Gastrointestinal (GI) manifestations and transmission of SARS-COV-2 in COVID-19: evidence of GI infection and transmission of the novel coronavirus.

image courtesy of Christian Dorn via pixabay.com
Studies in BioRxiv are reporting that the GI route is a potential site of infection and possible transmission to others. One study reports on the presence of virus entry receptors on enterocytes (cells lining the GI tract). Others say that patients have complained of abdominal pain, vomiting, or diarrhea even prior to other symptoms of COVID-19. Even the initial US case reported GI symptoms at the onset of his illness.
If these reports are borne out, then the implications for diagnosis, treatment, and prevention of infection with the new virus are significant. GI symptoms should be added to the checklist of potential diagnostic signs: fever, headache, sore throat, runny nose, cough, tightness or pain in the chest, and difficulty breathing (dyspnea).
Sanitary precautions may be added to the public health workload. Fortunately, since the removal of the pump handle from the Broad Street well in London in 1854, we have made broad strides in the prevention of enteric (GI) infection spread.
By the way, I have been doing a little light reading in the evenings: “Ghost Map” (2007) is a book on the epidemic of cholera in London in 1854. John Snow was a pioneering anesthesiologist and experimentalist who gave a new anesthetic, the first ever, to Queen Victoria during her confinement with her eighth child. He discovered and proved that cholera was spread by water. The water in question was contaminated with stool from infected patients.

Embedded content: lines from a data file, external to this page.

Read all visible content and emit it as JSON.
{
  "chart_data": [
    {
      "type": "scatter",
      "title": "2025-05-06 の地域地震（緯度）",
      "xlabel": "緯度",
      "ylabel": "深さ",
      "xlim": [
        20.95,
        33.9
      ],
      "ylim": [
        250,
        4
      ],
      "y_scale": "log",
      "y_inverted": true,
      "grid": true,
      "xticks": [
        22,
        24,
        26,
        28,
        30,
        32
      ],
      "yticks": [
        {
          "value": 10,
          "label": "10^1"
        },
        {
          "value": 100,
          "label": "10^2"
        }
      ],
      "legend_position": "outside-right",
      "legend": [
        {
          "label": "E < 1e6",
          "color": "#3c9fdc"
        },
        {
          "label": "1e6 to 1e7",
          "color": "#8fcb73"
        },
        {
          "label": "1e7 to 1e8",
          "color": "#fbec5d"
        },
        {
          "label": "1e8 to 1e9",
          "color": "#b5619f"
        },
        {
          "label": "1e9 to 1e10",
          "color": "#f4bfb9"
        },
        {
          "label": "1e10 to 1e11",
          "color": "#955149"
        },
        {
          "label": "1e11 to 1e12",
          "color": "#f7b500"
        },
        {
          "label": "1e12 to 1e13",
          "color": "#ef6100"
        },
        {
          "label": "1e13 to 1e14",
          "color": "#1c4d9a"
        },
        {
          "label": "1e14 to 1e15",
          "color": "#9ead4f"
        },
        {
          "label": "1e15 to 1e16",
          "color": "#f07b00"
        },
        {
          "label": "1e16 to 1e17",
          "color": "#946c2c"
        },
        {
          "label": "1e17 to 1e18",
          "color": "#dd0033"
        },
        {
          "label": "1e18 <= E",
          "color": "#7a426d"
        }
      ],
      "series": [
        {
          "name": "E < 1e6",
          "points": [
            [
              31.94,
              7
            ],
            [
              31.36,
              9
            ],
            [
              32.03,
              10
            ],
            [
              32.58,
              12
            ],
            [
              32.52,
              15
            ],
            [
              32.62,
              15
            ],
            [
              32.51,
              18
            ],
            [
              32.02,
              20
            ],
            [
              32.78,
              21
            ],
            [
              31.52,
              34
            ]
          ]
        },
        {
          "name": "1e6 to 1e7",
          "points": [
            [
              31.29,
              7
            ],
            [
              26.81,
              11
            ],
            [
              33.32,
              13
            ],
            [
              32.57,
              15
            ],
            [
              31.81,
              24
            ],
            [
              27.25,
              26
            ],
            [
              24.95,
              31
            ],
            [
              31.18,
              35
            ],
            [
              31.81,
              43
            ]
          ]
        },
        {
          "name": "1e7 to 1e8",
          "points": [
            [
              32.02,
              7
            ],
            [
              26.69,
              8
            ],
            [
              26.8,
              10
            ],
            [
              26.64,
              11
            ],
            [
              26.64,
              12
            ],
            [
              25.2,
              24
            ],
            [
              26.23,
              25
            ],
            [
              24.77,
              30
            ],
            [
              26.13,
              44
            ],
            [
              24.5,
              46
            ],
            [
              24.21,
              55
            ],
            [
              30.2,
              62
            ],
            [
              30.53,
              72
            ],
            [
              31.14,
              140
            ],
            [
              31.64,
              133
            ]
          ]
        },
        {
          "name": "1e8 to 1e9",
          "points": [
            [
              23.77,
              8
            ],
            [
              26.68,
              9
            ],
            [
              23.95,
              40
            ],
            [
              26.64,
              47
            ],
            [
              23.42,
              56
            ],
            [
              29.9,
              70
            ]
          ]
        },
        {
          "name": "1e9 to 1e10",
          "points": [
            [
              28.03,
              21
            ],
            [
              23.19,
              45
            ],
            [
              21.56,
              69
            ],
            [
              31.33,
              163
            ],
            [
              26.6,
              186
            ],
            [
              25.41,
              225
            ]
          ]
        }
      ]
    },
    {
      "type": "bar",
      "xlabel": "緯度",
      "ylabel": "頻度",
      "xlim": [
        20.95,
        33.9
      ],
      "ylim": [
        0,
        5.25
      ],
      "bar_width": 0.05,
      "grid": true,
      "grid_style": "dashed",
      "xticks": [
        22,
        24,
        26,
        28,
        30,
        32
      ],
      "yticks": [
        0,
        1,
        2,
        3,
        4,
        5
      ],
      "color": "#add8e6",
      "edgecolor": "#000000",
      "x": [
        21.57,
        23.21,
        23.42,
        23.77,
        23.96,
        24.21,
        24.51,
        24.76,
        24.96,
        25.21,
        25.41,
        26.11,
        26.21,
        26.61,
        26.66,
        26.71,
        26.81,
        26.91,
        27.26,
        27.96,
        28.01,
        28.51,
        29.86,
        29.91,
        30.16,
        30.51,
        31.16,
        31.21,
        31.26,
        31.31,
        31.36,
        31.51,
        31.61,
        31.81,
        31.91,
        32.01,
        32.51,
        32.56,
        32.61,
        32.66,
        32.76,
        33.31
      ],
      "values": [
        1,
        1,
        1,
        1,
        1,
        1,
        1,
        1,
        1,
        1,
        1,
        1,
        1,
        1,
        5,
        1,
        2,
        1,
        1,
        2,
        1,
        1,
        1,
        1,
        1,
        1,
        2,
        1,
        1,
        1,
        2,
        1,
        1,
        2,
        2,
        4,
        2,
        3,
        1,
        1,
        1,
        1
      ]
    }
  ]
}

Despite having proven the water-borne nature of cholera, Snow was unable to see the offending bacterium under his primitive microscope. An Italian scientist had been studying the disease, and he was the first to find Vibrio cholera in his microscope. To do so, he took intestinal specimens from dead cholera victims and stained them to increase the bacteria’s contrast (make them stand out from unstained tissue). He found a series of small, comma-shaped dots in the intestinal mucosa which he did not find in the intestines of patients who had died from other causes. He wrote a report, which was in Italian and was generally ignored. John Snow died without ever hearing that the actual bacteria causing the infection he had successfully controlled had been seen.
At the time of the story, the “water closet” (the toilet as we call it in the US) was an innovative fashion which helped reduce the odor problem in English households of means. To make a long story short, open pit latrines (outhouses) had been the standard practice for disposal of solid waste from human defecation (taking a shit).
The cost of emptying cesspools (the open pits) made for a perverse incentive for London landlords: rather than pay the removal crews, they simply allowed the cesspool overflow to accumulate in the cellar. Once removed from the cesspool, the piles of stool were carted out to farms outside of London. The length of the trips and the noisome exposures of the removal crews made for a good rate of pay, too good for the penny-pinching landlords.
The solution was almost worse than the problem: the new water-closets emptied into sewers which were originally designed for storm water runoff, not human waste disposal. The sewers drained into the Thames river. Once the new water closets were hooked up, the drainage of human waste into the river destroyed what had been a productive fishery and created a foul, nasty-smelling river Thames.
I haven’t yet reached the point in the book where the solution to the Thames pollution problem is laid out. I can’t wait to go back to my recreational reading.